Hay que aclarar que la policía trabaja con una clientela, es decir, con aquellos que están haciendo bardo en el barrio o muy cerca del barrio donde viven. Lo sabe porque son los propios vecinos, que vieron crecer a estos jóvenes, que los conocen desde que eran chiquitos, los que le van a contar a la policía lo que vieron y no vieron también. De modo que la población objeto de estas rutinas es una pequeña porción del universo compuesto por el delito amateur y el delito bardero.

Segundo, a través del hostigamiento, la policía va testeando sus capacidades, verificando el aguante de los jóvenes, sus lealtades, las masculinidades, destrezas y contactos. No hace falta que el comisario se junte con el joven en cuestión y le ofrezca un trato para ficharlos a una escudería. Eso es algo que sucede —vamos a decir— naturalmente. Los jóvenes se dan cuenta que los policías los van a seguir parando cada vez que se los cruce, por lo menos hasta que empiecen a patear con el caballo del comisario, es decir, hasta que empiecen a trabajar con los actores que la policía regula. Lo saben por experiencia propia o ajena. Una vez que vinculan sus cualidades productivas a una economía ilegal, la policía los dejará de hostigar. Ahora el policía sabe que se engancharon a otras redes y dejaron de trabajar solos, por cuenta propia.

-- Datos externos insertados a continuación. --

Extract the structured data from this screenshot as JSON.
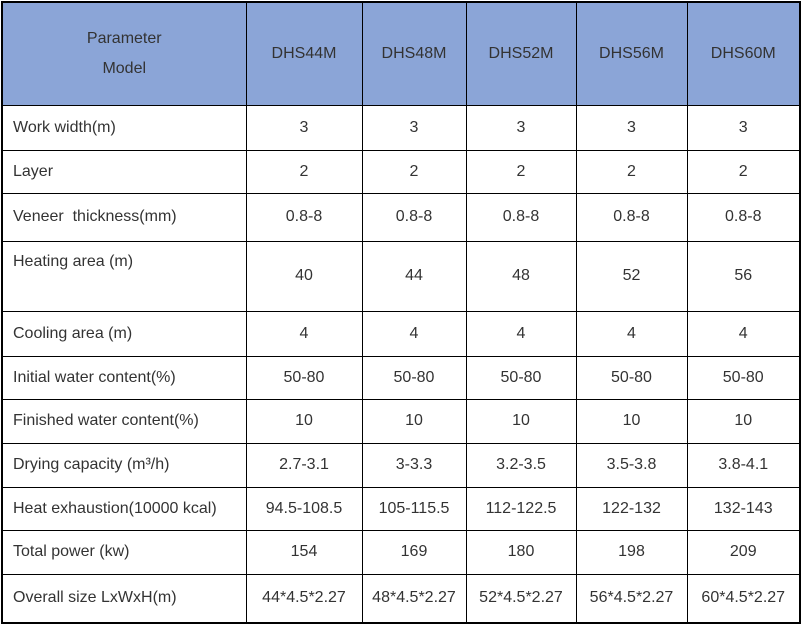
{
  "colors": {
    "header_bg": "#8BA5D7",
    "border": "#000000",
    "text": "#333333"
  },
  "table": {
    "header": {
      "corner_line1": "Parameter",
      "corner_line2": "Model",
      "models": [
        "DHS44M",
        "DHS48M",
        "DHS52M",
        "DHS56M",
        "DHS60M"
      ]
    },
    "rows": [
      {
        "label": "Work width(m)",
        "values": [
          "3",
          "3",
          "3",
          "3",
          "3"
        ]
      },
      {
        "label": "Layer",
        "values": [
          "2",
          "2",
          "2",
          "2",
          "2"
        ]
      },
      {
        "label": "Veneer  thickness(mm)",
        "values": [
          "0.8-8",
          "0.8-8",
          "0.8-8",
          "0.8-8",
          "0.8-8"
        ]
      },
      {
        "label": "Heating area (m)",
        "values": [
          "40",
          "44",
          "48",
          "52",
          "56"
        ]
      },
      {
        "label": "Cooling area (m)",
        "values": [
          "4",
          "4",
          "4",
          "4",
          "4"
        ]
      },
      {
        "label": "Initial water content(%)",
        "values": [
          "50-80",
          "50-80",
          "50-80",
          "50-80",
          "50-80"
        ]
      },
      {
        "label": "Finished water content(%)",
        "values": [
          "10",
          "10",
          "10",
          "10",
          "10"
        ]
      },
      {
        "label": "Drying capacity (m³/h)",
        "values": [
          "2.7-3.1",
          "3-3.3",
          "3.2-3.5",
          "3.5-3.8",
          "3.8-4.1"
        ]
      },
      {
        "label": "Heat exhaustion(10000 kcal)",
        "values": [
          "94.5-108.5",
          "105-115.5",
          "112-122.5",
          "122-132",
          "132-143"
        ]
      },
      {
        "label": "Total power (kw)",
        "values": [
          "154",
          "169",
          "180",
          "198",
          "209"
        ]
      },
      {
        "label": "Overall size LxWxH(m)",
        "values": [
          "44*4.5*2.27",
          "48*4.5*2.27",
          "52*4.5*2.27",
          "56*4.5*2.27",
          "60*4.5*2.27"
        ]
      }
    ]
  }
}
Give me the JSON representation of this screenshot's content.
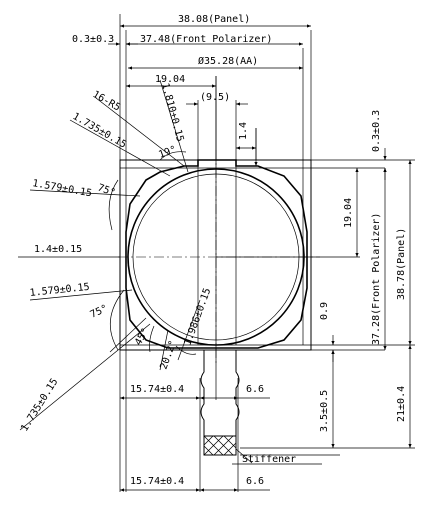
{
  "dims": {
    "panel_width": "38.08(Panel)",
    "fp_offset": "0.3±0.3",
    "fp_width": "37.48(Front Polarizer)",
    "aa_diameter": "Ø35.28(AA)",
    "center_x": "19.04",
    "center_gap": "(9.5)",
    "edge_1_4_top": "1.4",
    "radius": "16-R5",
    "d_1_735_top": "1.735±0.15",
    "d_1_810": "1.810±0.15",
    "angle_19": "19°",
    "angle_75_top": "75°",
    "d_1_579_top": "1.579±0.15",
    "d_1_4_left": "1.4±0.15",
    "d_1_579_bot": "1.579±0.15",
    "angle_75_bot": "75°",
    "angle_45_bot": "45°",
    "d_1_735_bot": "1.735±0.15",
    "angle_20_2": "20.2°",
    "d_1_986": "1.986±0.15",
    "fpc_left_1": "15.74±0.4",
    "fpc_width_1": "6.6",
    "fpc_left_2": "15.74±0.4",
    "fpc_width_2": "6.6",
    "top_gap": "0.3±0.3",
    "center_y": "19.04",
    "fp_height": "37.28(Front Polarizer)",
    "panel_height": "38.78(Panel)",
    "bottom_gap": "0.9",
    "fpc_3_5": "3.5±0.5",
    "fpc_21": "21±0.4",
    "stiffener": "Stiffener"
  }
}
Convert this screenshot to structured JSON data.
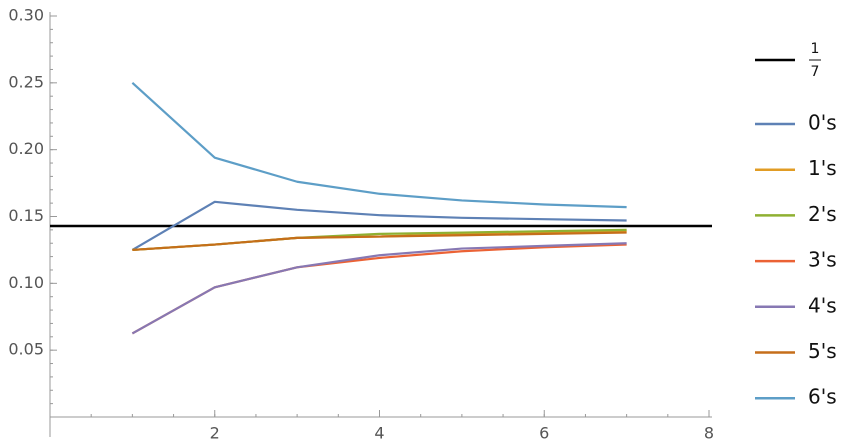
{
  "chart_data": {
    "type": "line",
    "x": [
      1,
      2,
      3,
      4,
      5,
      6,
      7
    ],
    "xlim": [
      0,
      8
    ],
    "xticks": [
      2,
      4,
      6,
      8
    ],
    "ylim": [
      0,
      0.3
    ],
    "yticks": [
      {
        "value": 0.05,
        "label": "0.05"
      },
      {
        "value": 0.1,
        "label": "0.10"
      },
      0.15,
      {
        "value": 0.2,
        "label": "0.20"
      },
      0.25,
      {
        "value": 0.3,
        "label": "0.30"
      }
    ],
    "reference_line": {
      "value": 0.142857,
      "color": "#000000",
      "label": {
        "numerator": "1",
        "denominator": "7"
      }
    },
    "series": [
      {
        "name": "0's",
        "color": "#5e81b5",
        "values": [
          0.125,
          0.161,
          0.155,
          0.151,
          0.149,
          0.148,
          0.147
        ]
      },
      {
        "name": "1's",
        "color": "#e19c24",
        "values": [
          0.125,
          0.129,
          0.134,
          0.135,
          0.137,
          0.138,
          0.139
        ]
      },
      {
        "name": "2's",
        "color": "#8fb032",
        "values": [
          0.125,
          0.129,
          0.134,
          0.137,
          0.138,
          0.139,
          0.14
        ]
      },
      {
        "name": "3's",
        "color": "#eb6235",
        "values": [
          0.0625,
          0.097,
          0.112,
          0.119,
          0.124,
          0.127,
          0.129
        ]
      },
      {
        "name": "4's",
        "color": "#8778b3",
        "values": [
          0.0625,
          0.097,
          0.112,
          0.121,
          0.126,
          0.128,
          0.13
        ]
      },
      {
        "name": "5's",
        "color": "#c56e1a",
        "values": [
          0.125,
          0.129,
          0.134,
          0.135,
          0.136,
          0.137,
          0.138
        ]
      },
      {
        "name": "6's",
        "color": "#5d9ec7",
        "values": [
          0.25,
          0.194,
          0.176,
          0.167,
          0.162,
          0.159,
          0.157
        ]
      }
    ]
  }
}
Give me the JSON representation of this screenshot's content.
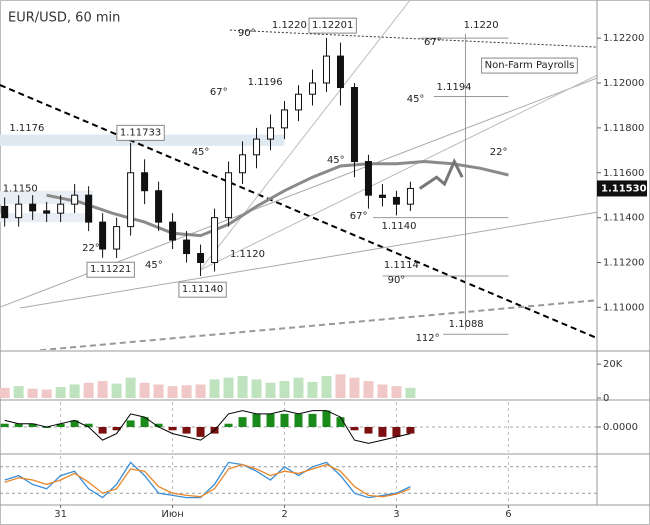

En definitiva, el reclutamiento policial no es directo sino indirecto, es decir, se hace progresivamente perfilando trayectorias criminales que después confluyen en los mercados ilegales a través del hostigamiento.

 

 

 

*Docente e investigador de la UNQ y UNLP. Director del LESyC (Laboratorio de Estudios Sociales y Culturales sobre violencias urbanas) de la UNQ. Autor de Temor y control, La máquina de la inseguridad, Hacer bardo y Vecinocracia: olfato social y linchamientos (de próxima aparición).